• Maine Governor LePage embraces candor in campaign
     | August 27,2014
    ap file photo

    Maine Gov. Paul LePage speaks to the media at a homeless shelter in Lewiston, Maine.

    AUGUSTA, Maine — Maine Gov. Paul LePage sometimes can’t help mouthing off, once telling the NAACP to “kiss my butt,” calling the IRS “the new Gestapo” and saying he wouldn’t be afraid to tell President Barack Obama to “go to hell.”

    But instead of downplaying his penchant for putting his foot in his mouth, Republicans hoping to re-elect him are embracing it.

    New television ads from the Republican Governors Association applaud LePage’s accomplishments such as erasing hospital debt and cutting taxes while touting his bull-in-a-China-shop approach, calling him “blunt, honest, one-of-a-kind” and “unique, just like Maine.”

    The GOP is trying to get out in front of what’s sure to be a barrage of attacks this fall from Democrats, who are eager to remind voters of LePage’s candid and sometimes off-color remarks, which they say have offended Maine residents and tarnished the state’s national image.

    “Just like we’ve discovered that one of LePage’s greatest vulnerabilities is that he has embarrassed the state of Maine, they’re trying to figure out a way to put a positive spin on something that really doesn’t lend itself to any kind of positive,” said Ben Grant, chairman of the Maine Democratic Party.

    But LePage is hoping to prove that “actions speak louder than words” and that he has helped turn Maine around by implementing a $400 million tax cut, overhauling the state’s welfare programs and paying hundreds of millions of dollars owed to the state’s hospitals.

    “I use the tools that I have available to move the state forward,” he said in an interview Tuesday. “And I do believe whole heartedly, because my conscience guides my actions ... that I have made a big improvement in this state.”

    Titled “Unique,” the latest ad released this week opens with images of politicians who are “blow dried,” fit the “cookie-cutter model” or “always have the perfect sound bite.”

    “And then there’s Paul LePage,” it says.

    Grant said that while the ad attempts to portray the governor as your goofy uncle who says some things that aren’t politically correct, LePage has too often crossed the line and embarrassed Maine.

    LePage has called state government middle managers “corrupt as can be,” dismissed the dangers of a chemical additive used in some plastic bottles by saying the worst that could happen was “some women may have little beards” and used a sexual vulgar phrase to describe how he believes he is taking advantage of Maine people.

    The RGA says it’s spending about $500,000 on the ad and a similar one released earlier this month.

    The organization is headed by another outspoken governor, New Jersey’s Chris Christie, who has already made two campaign trips to Maine this summer and pledged that his organization will spend anything it needs to ensure LePage a victory in his fierce battle with Democratic U.S. Rep.

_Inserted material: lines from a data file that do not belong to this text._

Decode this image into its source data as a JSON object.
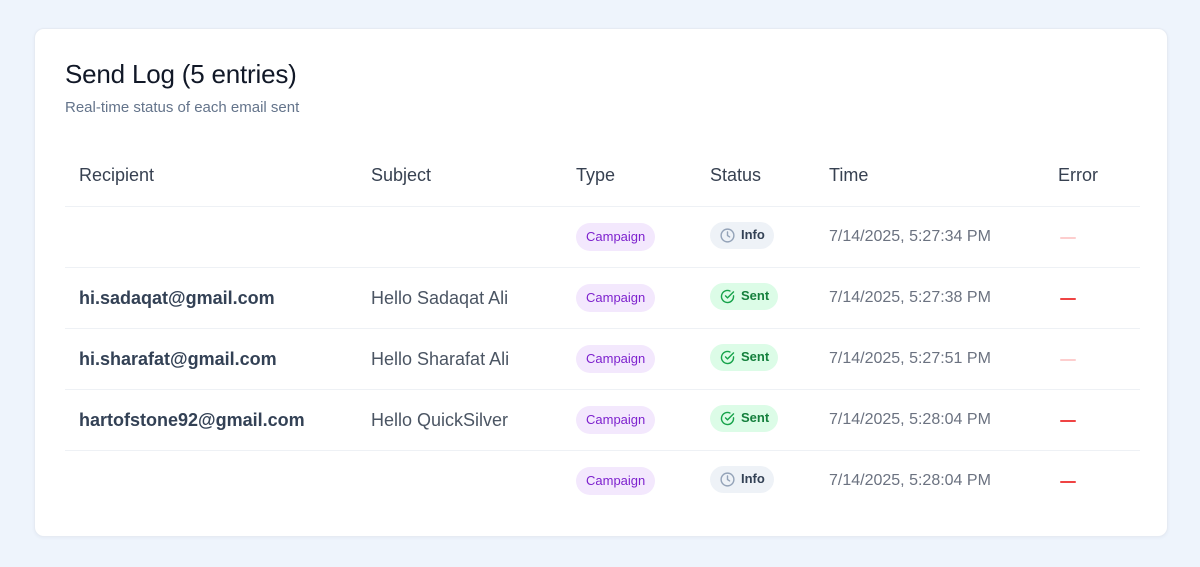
{
  "header": {
    "title": "Send Log (5 entries)",
    "subtitle": "Real-time status of each email sent"
  },
  "table": {
    "columns": [
      "Recipient",
      "Subject",
      "Type",
      "Status",
      "Time",
      "Error"
    ],
    "rows": [
      {
        "recipient": "",
        "subject": "",
        "type": "Campaign",
        "status": "Info",
        "status_kind": "info",
        "time": "7/14/2025, 5:27:34 PM",
        "error": "—",
        "error_style": "muted"
      },
      {
        "recipient": "hi.sadaqat@gmail.com",
        "subject": "Hello Sadaqat Ali",
        "type": "Campaign",
        "status": "Sent",
        "status_kind": "sent",
        "time": "7/14/2025, 5:27:38 PM",
        "error": "—",
        "error_style": "strong"
      },
      {
        "recipient": "hi.sharafat@gmail.com",
        "subject": "Hello Sharafat Ali",
        "type": "Campaign",
        "status": "Sent",
        "status_kind": "sent",
        "time": "7/14/2025, 5:27:51 PM",
        "error": "—",
        "error_style": "muted"
      },
      {
        "recipient": "hartofstone92@gmail.com",
        "subject": "Hello QuickSilver",
        "type": "Campaign",
        "status": "Sent",
        "status_kind": "sent",
        "time": "7/14/2025, 5:28:04 PM",
        "error": "—",
        "error_style": "strong"
      },
      {
        "recipient": "",
        "subject": "",
        "type": "Campaign",
        "status": "Info",
        "status_kind": "info",
        "time": "7/14/2025, 5:28:04 PM",
        "error": "—",
        "error_style": "strong"
      }
    ]
  },
  "icons": {
    "info": "clock-icon",
    "sent": "check-circle-icon"
  },
  "colors": {
    "campaign_badge_bg": "#f3e8fd",
    "campaign_badge_text": "#7e22ce",
    "sent_badge_bg": "#dcfce7",
    "sent_badge_text": "#15803d",
    "info_badge_bg": "#eef2f7",
    "error_dash": "#ef4444"
  }
}
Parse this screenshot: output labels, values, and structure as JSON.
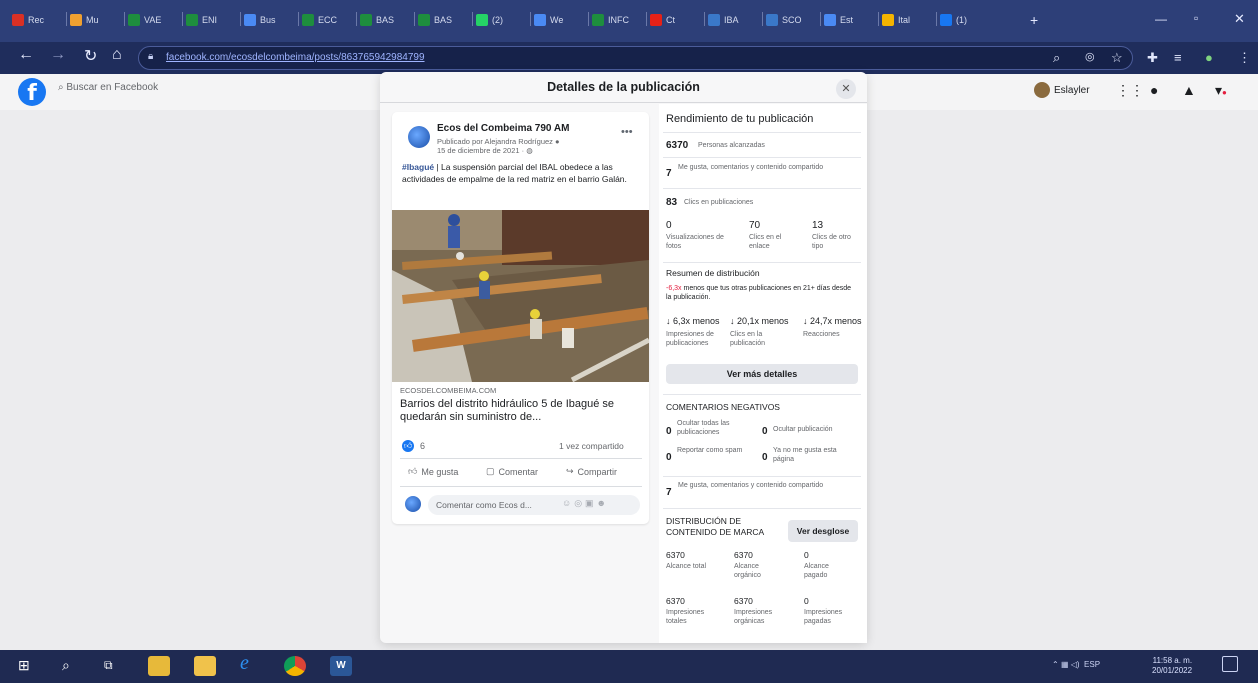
{
  "browser": {
    "tabs": [
      {
        "label": "Rec",
        "icon": "gmail-icon",
        "color": "#d93025"
      },
      {
        "label": "Mu",
        "icon": "github-icon",
        "color": "#f0a030"
      },
      {
        "label": "VAE",
        "icon": "sheets-icon",
        "color": "#1e8e3e"
      },
      {
        "label": "ENI",
        "icon": "sheets-icon",
        "color": "#1e8e3e"
      },
      {
        "label": "Bus",
        "icon": "globe-icon",
        "color": "#4a8af4"
      },
      {
        "label": "ECC",
        "icon": "sheets-icon",
        "color": "#1e8e3e"
      },
      {
        "label": "BAS",
        "icon": "sheets-icon",
        "color": "#1e8e3e"
      },
      {
        "label": "BAS",
        "icon": "sheets-icon",
        "color": "#1e8e3e"
      },
      {
        "label": "(2)",
        "icon": "whatsapp-icon",
        "color": "#25d366"
      },
      {
        "label": "We",
        "icon": "globe-icon",
        "color": "#4a8af4"
      },
      {
        "label": "INFC",
        "icon": "sheets-icon",
        "color": "#1e8e3e"
      },
      {
        "label": "Ct",
        "icon": "youtube-icon",
        "color": "#e62117"
      },
      {
        "label": "IBA",
        "icon": "ibal-icon",
        "color": "#3a78c9"
      },
      {
        "label": "SCO",
        "icon": "ibal-icon",
        "color": "#3a78c9"
      },
      {
        "label": "Est",
        "icon": "globe-icon",
        "color": "#4a8af4"
      },
      {
        "label": "Ital",
        "icon": "maps-icon",
        "color": "#f4b400"
      },
      {
        "label": "(1)",
        "icon": "facebook-icon",
        "color": "#1877f2"
      }
    ],
    "url": "facebook.com/ecosdelcombeima/posts/863765942984799"
  },
  "fb_header": {
    "search_placeholder": "Buscar en Facebook",
    "profile_name": "Eslayler"
  },
  "modal": {
    "title": "Detalles de la publicación",
    "close_icon": "close-icon"
  },
  "post": {
    "page_name": "Ecos del Combeima 790 AM",
    "published_by": "Publicado por Alejandra Rodríguez",
    "date": "15 de diciembre de 2021",
    "hashtag": "#Ibagué",
    "text": " | La suspensión parcial del IBAL obedece a las actividades de empalme de la red matriz en el barrio Galán.",
    "link_domain": "ECOSDELCOMBEIMA.COM",
    "link_title": "Barrios del distrito hidráulico 5 de Ibagué se quedarán sin suministro de...",
    "reaction_count": "6",
    "share_count": "1 vez compartido",
    "actions": {
      "like": "Me gusta",
      "comment": "Comentar",
      "share": "Compartir"
    },
    "comment_placeholder": "Comentar como Ecos d..."
  },
  "performance": {
    "title": "Rendimiento de tu publicación",
    "reach": {
      "value": "6370",
      "label": "Personas alcanzadas"
    },
    "engagement": {
      "value": "7",
      "label": "Me gusta, comentarios y contenido compartido"
    },
    "clicks": {
      "value": "83",
      "label": "Clics en publicaciones"
    },
    "click_breakdown": [
      {
        "value": "0",
        "label": "Visualizaciones de fotos"
      },
      {
        "value": "70",
        "label": "Clics en el enlace"
      },
      {
        "value": "13",
        "label": "Clics de otro tipo"
      }
    ],
    "distribution_title": "Resumen de distribución",
    "distribution_note_strong": "-6,3x",
    "distribution_note": " menos que tus otras publicaciones en 21+ días desde la publicación.",
    "distribution_stats": [
      {
        "value": "↓ 6,3x menos",
        "label": "Impresiones de publicaciones"
      },
      {
        "value": "↓ 20,1x menos",
        "label": "Clics en la publicación"
      },
      {
        "value": "↓ 24,7x menos",
        "label": "Reacciones"
      }
    ],
    "see_more": "Ver más detalles",
    "negative_title": "COMENTARIOS NEGATIVOS",
    "negative": [
      {
        "value": "0",
        "label": "Ocultar todas las publicaciones"
      },
      {
        "value": "0",
        "label": "Ocultar publicación"
      },
      {
        "value": "0",
        "label": "Reportar como spam"
      },
      {
        "value": "0",
        "label": "Ya no me gusta esta página"
      }
    ],
    "engagement2": {
      "value": "7",
      "label": "Me gusta, comentarios y contenido compartido"
    },
    "brand_title": "DISTRIBUCIÓN DE CONTENIDO DE MARCA",
    "breakdown_button": "Ver desglose",
    "brand_stats": [
      {
        "value": "6370",
        "label": "Alcance total"
      },
      {
        "value": "6370",
        "label": "Alcance orgánico"
      },
      {
        "value": "0",
        "label": "Alcance pagado"
      },
      {
        "value": "6370",
        "label": "Impresiones totales"
      },
      {
        "value": "6370",
        "label": "Impresiones orgánicas"
      },
      {
        "value": "0",
        "label": "Impresiones pagadas"
      }
    ]
  },
  "taskbar": {
    "tray": "ESP",
    "time": "11:58 a. m.",
    "date": "20/01/2022"
  }
}
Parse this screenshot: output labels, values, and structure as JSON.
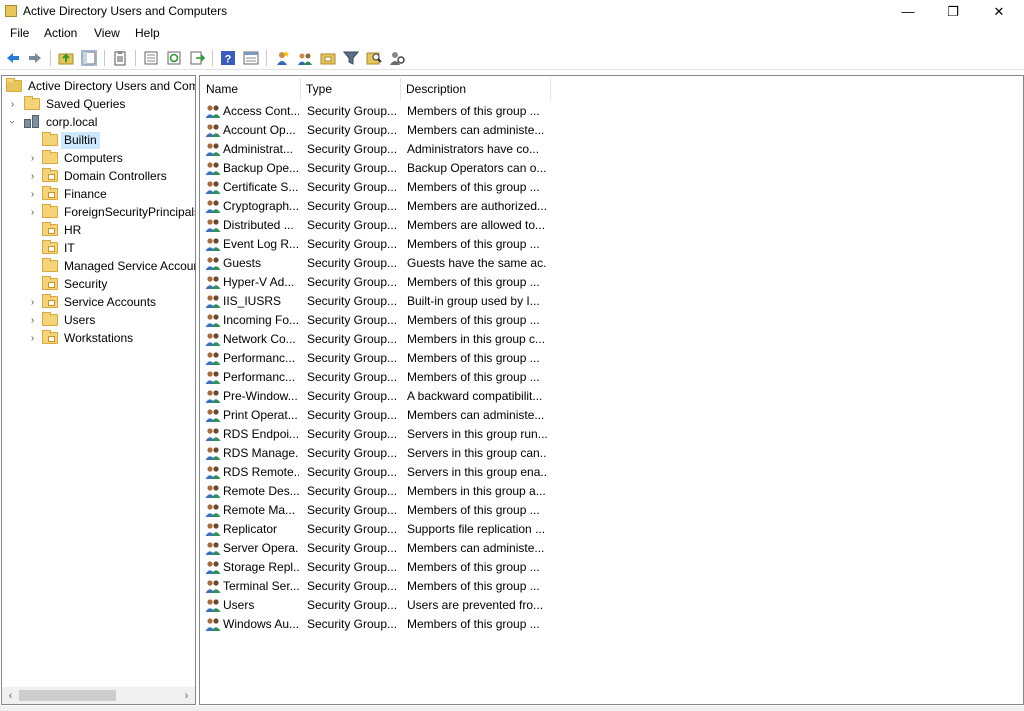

Mike Michaud and independent Eliot Cutler.

    Republicans are hoping to galvanize LePage’s core group of supporters — the 39 percent of voters who helped him win in a five-way race in 2010 — who believe that “you have to take the good with the bad” when it comes to LePage, said Brian Duff, political science professor with the University of New England.

    But that won’t stop Democrats from using his words against him on the campaign trail and in ads of their own this fall, he said.

    LePage acknowledges that his candor has sometimes gotten him in trouble, but makes no apologies for it, saying it helped him find a way to get off the street when he was young and homeless.

    He tells his wife that if he ever becomes politically correct, she needs to make him get out of office, he said.

    “Sometimes when you’re politically correct, people don’t pay attention,” he said. “In order to get somebody’s attention you have to say something that people remember.”